In IMCPL, the Indiana Supreme Court emphatically reaffirmed the application of the economic loss doctrine to construction disputes in Indiana. The owner engaged the services of an architect ("WMP") on its massive expansion and renovation project. WMP later subcontracted a portion of its design, engineering and consulting obligations to Thornton Thomasetti Engineers (“TTE”) and Charlier Clark & Linard, P.C. (“CCL”). There was no direct contract between the owner and either TTE or CCL. After significant construction and design defects were discovered, the owner sued (amongst others) TTE and CCL and sought from both the recovery of (a) material, equipment and labor costs for repairs, (b) expert and consulting fees incurred during the repair process, (c) increased insurance premiums and costs of utilities, and (d) extended rental fees. Critically, the owner did not incur any personal injury, nor did it sustain any damage to property other than the defectively designed and constructed library. The trial court dismissed the owner’s negligence claims against TTE and CCL and the Supreme Court affirmed, relying upon the economic loss doctrine.

The owner argued that the economic loss doctrine should not bar its negligence claims against TTE and CCL. First, the owner asserted that TTE’s and CCL’s negligence contributed to the unstable condition of the structure. The owner claimed that, although no personal injuries had been suffered, there was an imminent risk of danger and safety concerns to the public resulting from the instability and that this condition should trump the application of the doctrine. The Supreme Court disagreed and held that the economic loss doctrine applies notwithstanding the presence of an imminent risk of danger. This is an important pronouncement from the Court. An owner would literally have to wait for its unstable structure to fall to the ground and potentially injure or kill its employees or members of the public at large before it could sue certain contractors or design professionals in negligence for construction or design flaws. Second, the owner argued that it should be permitted to seek recovery from TTE and CCL because both entities were professionals who provided services (rather than tangible products). Again the Supreme Court disagreed, holding that the economic loss doctrine applies to claims against design professionals who provide only professional services.

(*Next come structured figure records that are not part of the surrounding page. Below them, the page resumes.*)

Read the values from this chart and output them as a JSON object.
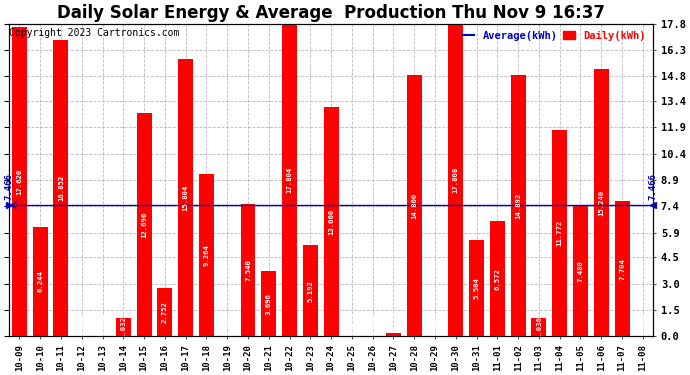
{
  "title": "Daily Solar Energy & Average  Production Thu Nov 9 16:37",
  "copyright": "Copyright 2023 Cartronics.com",
  "categories": [
    "10-09",
    "10-10",
    "10-11",
    "10-12",
    "10-13",
    "10-14",
    "10-15",
    "10-16",
    "10-17",
    "10-18",
    "10-19",
    "10-20",
    "10-21",
    "10-22",
    "10-23",
    "10-24",
    "10-25",
    "10-26",
    "10-27",
    "10-28",
    "10-29",
    "10-30",
    "10-31",
    "11-01",
    "11-02",
    "11-03",
    "11-04",
    "11-05",
    "11-06",
    "11-07",
    "11-08"
  ],
  "values": [
    17.62,
    6.244,
    16.852,
    0.0,
    0.0,
    1.032,
    12.696,
    2.752,
    15.804,
    9.264,
    0.0,
    7.54,
    3.696,
    17.804,
    5.192,
    13.06,
    0.044,
    0.0,
    0.216,
    14.86,
    0.024,
    17.808,
    5.504,
    6.572,
    14.892,
    1.036,
    11.772,
    7.48,
    15.24,
    7.704,
    0.0
  ],
  "average": 7.466,
  "bar_color": "#ff0000",
  "avg_line_color": "#0000cd",
  "ylim": [
    0.0,
    17.8
  ],
  "yticks": [
    0.0,
    1.5,
    3.0,
    4.5,
    5.9,
    7.4,
    8.9,
    10.4,
    11.9,
    13.4,
    14.8,
    16.3,
    17.8
  ],
  "bg_color": "#ffffff",
  "grid_color": "#aaaaaa",
  "title_fontsize": 12,
  "copyright_fontsize": 7,
  "legend_avg_label": "Average(kWh)",
  "legend_daily_label": "Daily(kWh)",
  "avg_label": "7.466"
}
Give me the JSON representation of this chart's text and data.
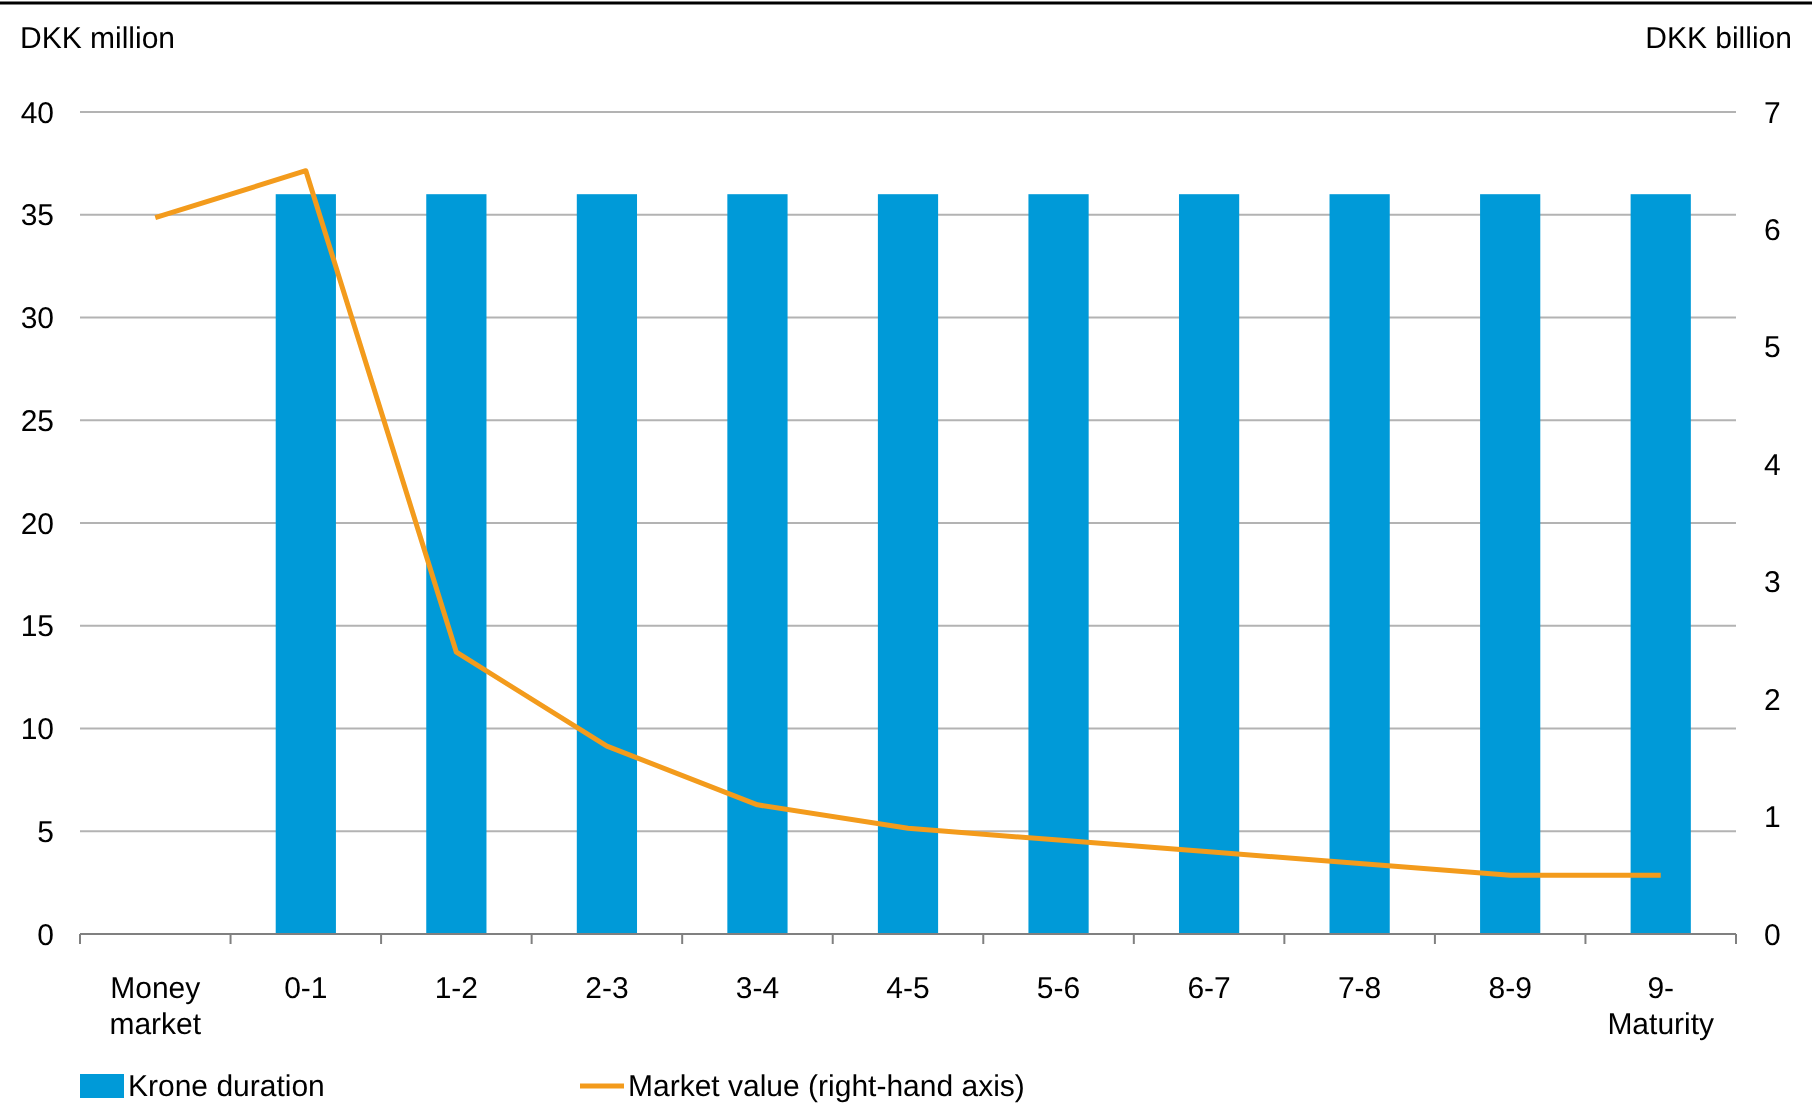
{
  "chart_data": {
    "type": "bar",
    "ylabel": "DKK million",
    "y2label": "DKK billion",
    "categories": [
      "Money market",
      "0-1",
      "1-2",
      "2-3",
      "3-4",
      "4-5",
      "5-6",
      "6-7",
      "7-8",
      "8-9",
      "9-Maturity"
    ],
    "series": [
      {
        "name": "Krone duration",
        "color": "#009ad8",
        "values": [
          null,
          36,
          36,
          36,
          36,
          36,
          36,
          36,
          36,
          36,
          36
        ]
      },
      {
        "name": "Market value (right-hand axis)",
        "type": "line",
        "axis": "y2",
        "color": "#f39b1c",
        "values": [
          6.1,
          6.5,
          2.4,
          1.6,
          1.1,
          0.9,
          0.8,
          0.7,
          0.6,
          0.5,
          0.5
        ]
      }
    ],
    "ylim": [
      0,
      40
    ],
    "yticks": [
      0,
      5,
      10,
      15,
      20,
      25,
      30,
      35,
      40
    ],
    "y2lim": [
      0,
      7
    ],
    "y2ticks": [
      0,
      1,
      2,
      3,
      4,
      5,
      6,
      7
    ],
    "grid": "y",
    "legend": "bottom left",
    "marker": "none",
    "line_style": "solid"
  }
}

The Court ultimately held that “there is no liability in tort to the owner of a major construction project for pure economic loss caused unintentionally by contractors, subcontractors, engineers, design professionals, or others engaged in the project with whom the project owner, whether or not technically in privity of contract, is connected through a network or chain of contracts.” Id. at 740. While the owner in IMCPL may have had recourse for certain of its losses and claims, its remedies were against only those with whom it had directly contracted. Contractors and design professionals in Indiana are clearly insulated from potential tort liability when the owner (or another contractor) seeks recovery for economic losses (i.e. costs of repair or replacement, diminution in value, lost profits, etc.).